Il se sert une bière, aspire le liquide sans en sentir vraiment le goût, marche vers le bureau. Là, il finit par s’installer devant l’écran de son ordinateur.
Il ferait mieux de préparer l’entrevue qu’il doit avoir demain avec les responsables locaux du parti. Il y a quelques jours à peine que François Guermare lui a parlé de la possibilité pour lui de figurer sur la liste des candidats aux élections européennes qui auront lieu en juin prochain. Il n’a même pas eu le temps d’en parler à Bénédicte. Ou plus exactement, il n’y a pas songé.
Il n’a pas pensé non plus que le successeur d’Hélène avait peut-être simplement envie de le sortir du staff, de se débarrasser de lui comme d’un héritage un peu encombrant.
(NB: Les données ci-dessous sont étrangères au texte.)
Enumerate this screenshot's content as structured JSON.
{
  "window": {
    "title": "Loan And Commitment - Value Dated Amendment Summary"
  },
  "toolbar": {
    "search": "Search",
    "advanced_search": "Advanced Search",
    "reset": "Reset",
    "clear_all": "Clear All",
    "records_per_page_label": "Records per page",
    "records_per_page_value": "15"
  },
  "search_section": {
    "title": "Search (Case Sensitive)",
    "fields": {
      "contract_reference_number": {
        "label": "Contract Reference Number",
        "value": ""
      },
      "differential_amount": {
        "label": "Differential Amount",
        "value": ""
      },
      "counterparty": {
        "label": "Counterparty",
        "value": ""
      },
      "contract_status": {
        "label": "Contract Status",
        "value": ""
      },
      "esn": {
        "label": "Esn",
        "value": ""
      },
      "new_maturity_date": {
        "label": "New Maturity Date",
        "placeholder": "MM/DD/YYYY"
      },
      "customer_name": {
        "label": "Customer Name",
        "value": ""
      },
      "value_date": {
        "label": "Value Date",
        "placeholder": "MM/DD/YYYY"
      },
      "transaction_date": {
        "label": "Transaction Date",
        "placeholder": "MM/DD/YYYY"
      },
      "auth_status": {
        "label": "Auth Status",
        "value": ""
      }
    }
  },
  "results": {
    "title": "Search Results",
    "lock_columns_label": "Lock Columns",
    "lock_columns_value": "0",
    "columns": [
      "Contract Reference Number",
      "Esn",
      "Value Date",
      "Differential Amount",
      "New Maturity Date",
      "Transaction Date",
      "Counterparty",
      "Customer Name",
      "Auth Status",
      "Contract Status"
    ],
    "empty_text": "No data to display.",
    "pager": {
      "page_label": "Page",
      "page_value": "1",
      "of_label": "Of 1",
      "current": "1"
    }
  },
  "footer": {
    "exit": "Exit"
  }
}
Et voici qu’aujourd’hui, l’idée l’effleure, désagréable.
L’absence de sa compagne le perturbe finalement plus qu’il ne se l’avoue.
Incapable de fixer son attention, il finit par aller jusqu’au garage. La petite Citroën de Bénédicte est à sa place
2Le bruit sourd des réacteurs qui semblait suspendu a repris. Benoît Duriet se réveille sans avoir eu l’impression de dormir. C’est la même chose chaque fois qu’il se trouve à bord d’un long courrier. Il ne se repose vraiment que lorsqu’il peut se mettre en boule sur deux sièges, ce qui arrive rarement.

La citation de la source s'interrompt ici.